Not necessarily. While about 16 states that don’t allow sales of cannabis as a whole do allow CBD sales, at least for medicinal purposes, it is illegal in other states, even where recreational marijuana is otherwise allowed.
In February 2017, the state of Alaska raided cannabis shops and confiscated their supplies of hemp-derived CBD products although recreational marijuana has been legal in Alaska since February 2015. Officials from the state Alcohol and Marijuana Control Office claimed that the products weren’t properly regulated and that all CBD, whether from marijuana or hemp, was illegal under federal law.
In Indiana, Gov. Eric Holcomb signed a law in April 2017 allowing CBD exclusively for the treatment of epilepsy, but Attorney General Curtis Hill later wrote that CBD was still illegal for all purposes. New legislation is under consideration to overcome Hill’s objections.

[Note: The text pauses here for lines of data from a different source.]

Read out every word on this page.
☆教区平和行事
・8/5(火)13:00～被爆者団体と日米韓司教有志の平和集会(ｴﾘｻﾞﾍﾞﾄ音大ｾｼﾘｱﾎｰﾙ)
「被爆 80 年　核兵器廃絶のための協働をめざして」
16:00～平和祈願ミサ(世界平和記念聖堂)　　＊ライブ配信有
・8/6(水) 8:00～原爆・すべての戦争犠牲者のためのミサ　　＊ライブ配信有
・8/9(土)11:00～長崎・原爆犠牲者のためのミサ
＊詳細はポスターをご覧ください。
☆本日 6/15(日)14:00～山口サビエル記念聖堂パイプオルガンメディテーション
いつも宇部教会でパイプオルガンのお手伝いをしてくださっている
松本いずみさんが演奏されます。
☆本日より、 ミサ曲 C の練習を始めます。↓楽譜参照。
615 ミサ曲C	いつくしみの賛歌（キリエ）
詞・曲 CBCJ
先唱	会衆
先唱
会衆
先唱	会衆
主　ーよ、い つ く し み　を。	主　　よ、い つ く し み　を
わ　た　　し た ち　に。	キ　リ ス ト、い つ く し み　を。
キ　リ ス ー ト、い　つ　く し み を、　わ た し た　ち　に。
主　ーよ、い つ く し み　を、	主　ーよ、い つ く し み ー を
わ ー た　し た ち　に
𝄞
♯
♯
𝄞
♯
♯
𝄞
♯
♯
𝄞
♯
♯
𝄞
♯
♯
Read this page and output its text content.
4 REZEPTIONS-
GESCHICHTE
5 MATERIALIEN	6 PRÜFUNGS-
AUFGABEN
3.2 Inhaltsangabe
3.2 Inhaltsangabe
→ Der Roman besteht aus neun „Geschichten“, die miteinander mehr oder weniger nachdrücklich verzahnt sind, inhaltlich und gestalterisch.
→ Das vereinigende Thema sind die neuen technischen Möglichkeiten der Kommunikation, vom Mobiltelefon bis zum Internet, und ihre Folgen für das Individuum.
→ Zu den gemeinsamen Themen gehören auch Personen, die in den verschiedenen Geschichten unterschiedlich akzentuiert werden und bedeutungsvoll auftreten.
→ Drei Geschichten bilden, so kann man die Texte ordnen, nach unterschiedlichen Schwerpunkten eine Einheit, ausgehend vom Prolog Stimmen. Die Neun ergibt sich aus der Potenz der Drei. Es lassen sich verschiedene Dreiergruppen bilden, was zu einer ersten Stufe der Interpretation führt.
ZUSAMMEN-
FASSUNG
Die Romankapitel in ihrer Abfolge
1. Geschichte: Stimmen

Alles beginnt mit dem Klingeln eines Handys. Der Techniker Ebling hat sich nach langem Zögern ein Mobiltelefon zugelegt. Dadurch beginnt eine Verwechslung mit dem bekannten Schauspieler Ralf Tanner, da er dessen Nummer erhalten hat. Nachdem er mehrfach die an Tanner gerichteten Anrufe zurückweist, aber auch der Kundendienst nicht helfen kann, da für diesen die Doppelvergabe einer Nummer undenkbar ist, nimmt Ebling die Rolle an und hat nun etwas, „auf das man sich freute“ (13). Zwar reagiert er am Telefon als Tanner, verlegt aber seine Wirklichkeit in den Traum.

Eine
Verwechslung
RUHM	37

Last month, Tennessee law enforcement officers raided stores selling CBD oil-infused candy (hence the code name Operation Candy Crush) in the belief or the pretense that the items were being marketed and sold to children.
According to a caption in the Daily News Journal, Rutherford County Sheriff Mike Fitzhugh claimed the store employees were unwrapping the candy, spraying CBD on them, and then repackaging them. This was not true. On Feb. 28, all charges were dropped and records expunged.
Maybe Tennessee wasn’t aware of it, but cannabidiol products are frequently sold in the form of candy or baked goods for people who don’t smoke. I don’t think there were any confirmed cases of selling them to children (and that would be illegal anyway), only that they could have. As for children finding them in the home and eating them under the misapprehension that they were actual candy, that is also a risk with cigarettes, pills (they look like Good and Plenty or Ike and Mike’s), Ex-Lax (chocolate!), drain cleaner (Pop Rocks!), and many other legal products.
To be fair, the Drug Enforcement Agency does consider CBD and marijuana one and the same for purposes of federal law. (Charles Dickens’ Mr. Bumble in Oliver Twist: “If the law supposes that … the law is a ass — a idiot.”)
It’s not that marijuana is completely free of addictive or dependent potential or to say that marijuana rehab is never necessary, but marijuana is far less risky than many legal drugs implicated in the opioid epidemic. No one has ever overdosed on marijuana. Besides, CBD isn’t marijuana any more than hydrogen is water.
Marijuana doesn’t belong on Schedule I of the Controlled Substances Act, and CBD is only guilty by association. As many as 30 states (the exact number is oddly hard to determine) currently allow medical marijuana, and eight permit recreational, too. Many in Congress—especially those receiving tax dollars from its sale—don’t want to go back, and neither do their constituents. A threatened crackdown by U.S. Attorney General Jeff Sessions would probably only accelerate the process.
For better or worse, the cannabis tipping point has been reached. Our nation’s lawmakers and politicians can guide the process, but they can’t stop it.